The RTN Fund, formally established in July, is set to play a key role in Australia’s efforts to reach 82 per cent renewables by 2030.

The CEFC investment will support the delivery of renewable generation, long duration storage and grid infrastructure as part of the ambitious New South Wales Electricity Infrastructure Roadmap.

The New South Wales Roadmap is a long-term policy framework to coordinate investment in generation, storage and firming infrastructure. Through the delivery of whole-of-system benefits, it aims to transform the New South Wales energy system to make it cheaper, cleaner and more reliable.

The New South Wales Government estimates that by 2030 the Roadmap will have supported the delivery of at least 12GW of additional renewable energy generation and 2GW of new long-duration storage, unlocking more than $32 billion in private sector investment.

In delivering the Roadmap, the Scheme Financial Vehicle (SFV), acts as a counterparty to long-term energy service agreements and private sector infrastructure contracts for renewable energy zones (REZs) and priority transmission infrastructure projects, including delivery of the 850MW/1680MWh Waratah Super Battery. The CEFC investment provides the SFV with a liquidity facility to support cashflow as infrastructure projects are advanced.

The Australian Government has appointed the CEFC as the financing arm of the broader RTN program, allocating an additional $19 billion to the CEFC to finance RTN-related projects.

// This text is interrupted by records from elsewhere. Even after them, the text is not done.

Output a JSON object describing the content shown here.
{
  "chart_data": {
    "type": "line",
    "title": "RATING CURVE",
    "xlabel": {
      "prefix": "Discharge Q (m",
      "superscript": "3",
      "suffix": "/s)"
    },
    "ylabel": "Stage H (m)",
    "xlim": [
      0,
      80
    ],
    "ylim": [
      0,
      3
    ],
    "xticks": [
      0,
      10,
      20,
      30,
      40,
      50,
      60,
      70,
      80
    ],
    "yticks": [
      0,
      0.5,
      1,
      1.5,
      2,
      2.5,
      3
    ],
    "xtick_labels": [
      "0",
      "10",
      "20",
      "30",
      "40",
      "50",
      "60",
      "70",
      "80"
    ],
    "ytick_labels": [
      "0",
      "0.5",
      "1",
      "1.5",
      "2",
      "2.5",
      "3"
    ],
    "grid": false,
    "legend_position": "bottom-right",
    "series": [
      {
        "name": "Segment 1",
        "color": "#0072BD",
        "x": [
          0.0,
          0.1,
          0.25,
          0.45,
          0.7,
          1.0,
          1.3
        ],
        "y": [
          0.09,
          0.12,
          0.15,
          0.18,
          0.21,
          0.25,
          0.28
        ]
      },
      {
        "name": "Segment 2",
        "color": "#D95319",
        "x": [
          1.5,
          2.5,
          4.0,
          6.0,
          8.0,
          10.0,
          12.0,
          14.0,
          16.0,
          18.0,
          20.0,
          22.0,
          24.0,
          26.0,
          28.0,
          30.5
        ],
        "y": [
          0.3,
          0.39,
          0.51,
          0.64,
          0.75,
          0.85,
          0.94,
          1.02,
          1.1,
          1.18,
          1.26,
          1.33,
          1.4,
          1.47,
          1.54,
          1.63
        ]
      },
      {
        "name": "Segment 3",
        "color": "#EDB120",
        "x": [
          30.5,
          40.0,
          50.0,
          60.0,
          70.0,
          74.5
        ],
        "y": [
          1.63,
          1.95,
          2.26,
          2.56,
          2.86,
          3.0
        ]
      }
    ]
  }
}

CEFC RTN investment priorities include transmission (including Integrated System Plan projects), distribution network (including distributed energy resources) and long duration storage Australia-wide. Other opportunities may include projects which reduce emissions and support or strengthen the security, reliability and affordability of Australia’s electricity grids, including demand management projects.

The CEFC has made lifetime commitments of more than $580 million to transmission-related projects, including EnergyConnect and the Southern Downs Renewable Energy Zone and with the private sector, financed more than 5 GW of renewable energy generation. The CEFC has also backed the development of four large-scale batteries, including the Victorian Big Battery, the expansion of the Hornsdale Power Reserve in South Australia, the Capital Battery in the Australian Capital Territory and the Waratah Super Battery in New South Wales.

CEFC CEO, Ian Learmonth, said the Corporation is delighted to have its first investment delivered so quickly. 

“This capital injection will help deliver considerable benefits for New South Wales underpinning regional investment as well as substantial new flows of clean energy. It will also make a positive impact on the achievement of Australia’s important decarbonisation ambitions,” Mr Learmonth said.

“Rebuilding our energy system is a large and complex task, with infrastructure projects requiring considerable capital, expertise and time to bring online. As a specialist financier, we are able to use our capital to support investment flows through to project delivery and revenue generation, providing confidence to the market and private sector investors.

“In our first decade the CEFC played a key role in developing the large-scale clean energy assets and grid infrastructure required to decarbonise the grid, including investments across a diverse range of direct project-specific investments and via specialist investment funds. We will continue to draw on this expertise in our second decade, via our investments through the RTN Fund.”